NHS Borders has started contact tracing as Scotland tries to control the spread of coronavirus.

The local health board began the programme yesterday (May 28), with a team of “around nine” call handlers per shift.

The contact tracers will ask people with COVID-19 to reveal who they saw and where they went before they got symptoms.

The exercise, which will run seven days a week, is part of NHS Scotland’s ‘Test and Protect’ campaign.

Anyone over the age of five who is self-isolating because they are showing symptoms should arrange for a test.

They can visit nhsinform.scot/coronavirus or, if they do not have online access, call 0800 028 2816.

The NHS has put together a short guide (see below) to explain more about contact tracing.

What is contact tracing?

Contact tracing is a process of identifying people who have had close contact with someone who has COVID-19.

Contact tracers will ask people to identify others who they have been in close contact with and places they have been 48 hours prior to the onset of symptoms up to the time when they isolated.

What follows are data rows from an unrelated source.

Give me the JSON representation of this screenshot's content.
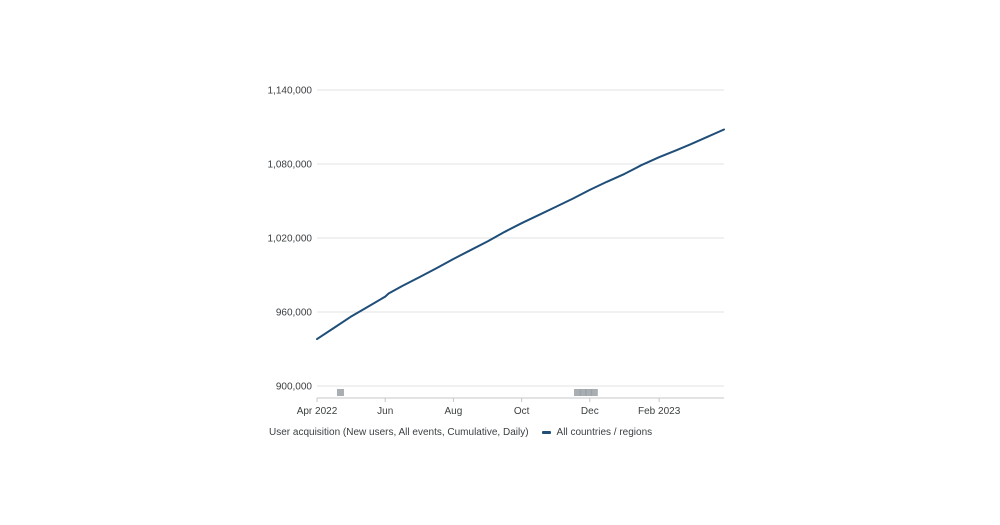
{
  "chart_data": {
    "type": "line",
    "title": "",
    "xlabel": "",
    "ylabel": "",
    "x_tick_labels": [
      "Apr 2022",
      "Jun",
      "Aug",
      "Oct",
      "Dec",
      "Feb 2023"
    ],
    "y_tick_labels": [
      "1,140,000",
      "1,080,000",
      "1,020,000",
      "960,000",
      "900,000"
    ],
    "y_ticks": [
      1140000,
      1080000,
      1020000,
      960000,
      900000
    ],
    "ylim": [
      890000,
      1140000
    ],
    "xlim": [
      "2022-04-01",
      "2023-03-31"
    ],
    "grid": true,
    "legend_position": "bottom-left",
    "legend_prefix": "User acquisition (New users, All events, Cumulative, Daily)",
    "series": [
      {
        "name": "All countries / regions",
        "color": "#1f4e79",
        "x": [
          "2022-04-01",
          "2022-04-16",
          "2022-05-01",
          "2022-05-16",
          "2022-06-01",
          "2022-06-04",
          "2022-06-16",
          "2022-07-01",
          "2022-07-16",
          "2022-08-01",
          "2022-08-16",
          "2022-09-01",
          "2022-09-16",
          "2022-10-01",
          "2022-10-16",
          "2022-11-01",
          "2022-11-16",
          "2022-12-01",
          "2022-12-16",
          "2023-01-01",
          "2023-01-16",
          "2023-02-01",
          "2023-02-16",
          "2023-03-01",
          "2023-03-16",
          "2023-03-31"
        ],
        "values": [
          938000,
          947000,
          956000,
          964000,
          972500,
          975000,
          981000,
          988000,
          995000,
          1003000,
          1010000,
          1017500,
          1025000,
          1032000,
          1038500,
          1045500,
          1052000,
          1059000,
          1065500,
          1072000,
          1079000,
          1085500,
          1091000,
          1096000,
          1102000,
          1108000
        ]
      }
    ],
    "annotation_markers": [
      {
        "date": "2022-04-22"
      },
      {
        "date": "2022-11-20"
      },
      {
        "date": "2022-11-25"
      },
      {
        "date": "2022-11-30"
      },
      {
        "date": "2022-12-05"
      }
    ]
  }
}
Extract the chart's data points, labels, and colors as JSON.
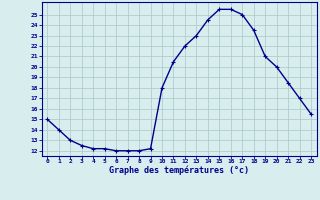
{
  "hours": [
    0,
    1,
    2,
    3,
    4,
    5,
    6,
    7,
    8,
    9,
    10,
    11,
    12,
    13,
    14,
    15,
    16,
    17,
    18,
    19,
    20,
    21,
    22,
    23
  ],
  "temps": [
    15,
    14,
    13,
    12.5,
    12.2,
    12.2,
    12.0,
    12.0,
    12.0,
    12.2,
    18.0,
    20.5,
    22.0,
    23.0,
    24.5,
    25.5,
    25.5,
    25.0,
    23.5,
    21.0,
    20.0,
    18.5,
    17.0,
    15.5
  ],
  "line_color": "#00008b",
  "marker": "+",
  "marker_size": 3,
  "bg_color": "#d8eeee",
  "grid_color": "#a8c8c8",
  "axis_label_color": "#00008b",
  "tick_color": "#00008b",
  "xlabel": "Graphe des températures (°c)",
  "ylabel_ticks": [
    12,
    13,
    14,
    15,
    16,
    17,
    18,
    19,
    20,
    21,
    22,
    23,
    24,
    25
  ],
  "ylim": [
    11.5,
    26.2
  ],
  "xlim": [
    -0.5,
    23.5
  ],
  "linewidth": 1.0
}
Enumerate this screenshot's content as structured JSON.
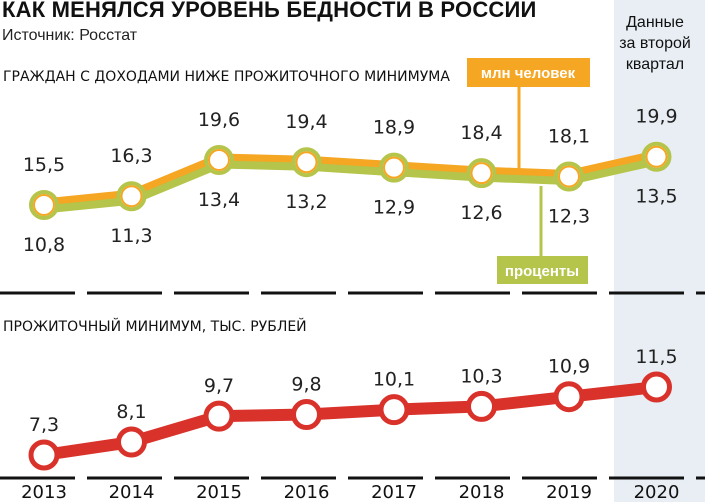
{
  "title": "КАК МЕНЯЛСЯ УРОВЕНЬ БЕДНОСТИ В РОССИИ",
  "source": "Источник: Росстат",
  "note": [
    "Данные",
    "за второй",
    "квартал"
  ],
  "colors": {
    "millions": "#f5a623",
    "percent": "#b5c44a",
    "minimum": "#d9322b",
    "highlight": "#e8eef3",
    "marker_fill": "#ffffff"
  },
  "chart_data": [
    {
      "type": "line",
      "title": "ГРАЖДАН С ДОХОДАМИ НИЖЕ ПРОЖИТОЧНОГО МИНИМУМА",
      "categories": [
        "2013",
        "2014",
        "2015",
        "2016",
        "2017",
        "2018",
        "2019",
        "2020"
      ],
      "series": [
        {
          "name": "млн человек",
          "values": [
            "15,5",
            "16,3",
            "19,6",
            "19,4",
            "18,9",
            "18,4",
            "18,1",
            "19,9"
          ]
        },
        {
          "name": "проценты",
          "values": [
            "10,8",
            "11,3",
            "13,4",
            "13,2",
            "12,9",
            "12,6",
            "12,3",
            "13,5"
          ]
        }
      ]
    },
    {
      "type": "line",
      "title": "ПРОЖИТОЧНЫЙ МИНИМУМ, ТЫС. РУБЛЕЙ",
      "categories": [
        "2013",
        "2014",
        "2015",
        "2016",
        "2017",
        "2018",
        "2019",
        "2020"
      ],
      "series": [
        {
          "values": [
            "7,3",
            "8,1",
            "9,7",
            "9,8",
            "10,1",
            "10,3",
            "10,9",
            "11,5"
          ]
        }
      ]
    }
  ]
}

This will identify people who may be at risk of being infected by the person as a result of being for example:

  • Members of the same household
  • In direct face-to-face contact for any length of time (e.g. within one metre or having been coughed on or having a face-to-face conversation or unprotected physical skin-to-skin contact). This also includes travelling in a small vehicle such as a car or van
  • Within two metres of another person for 15 minutes or more

People who have had close contact with the person who has tested positive will then be asked to self-isolate for 14 days.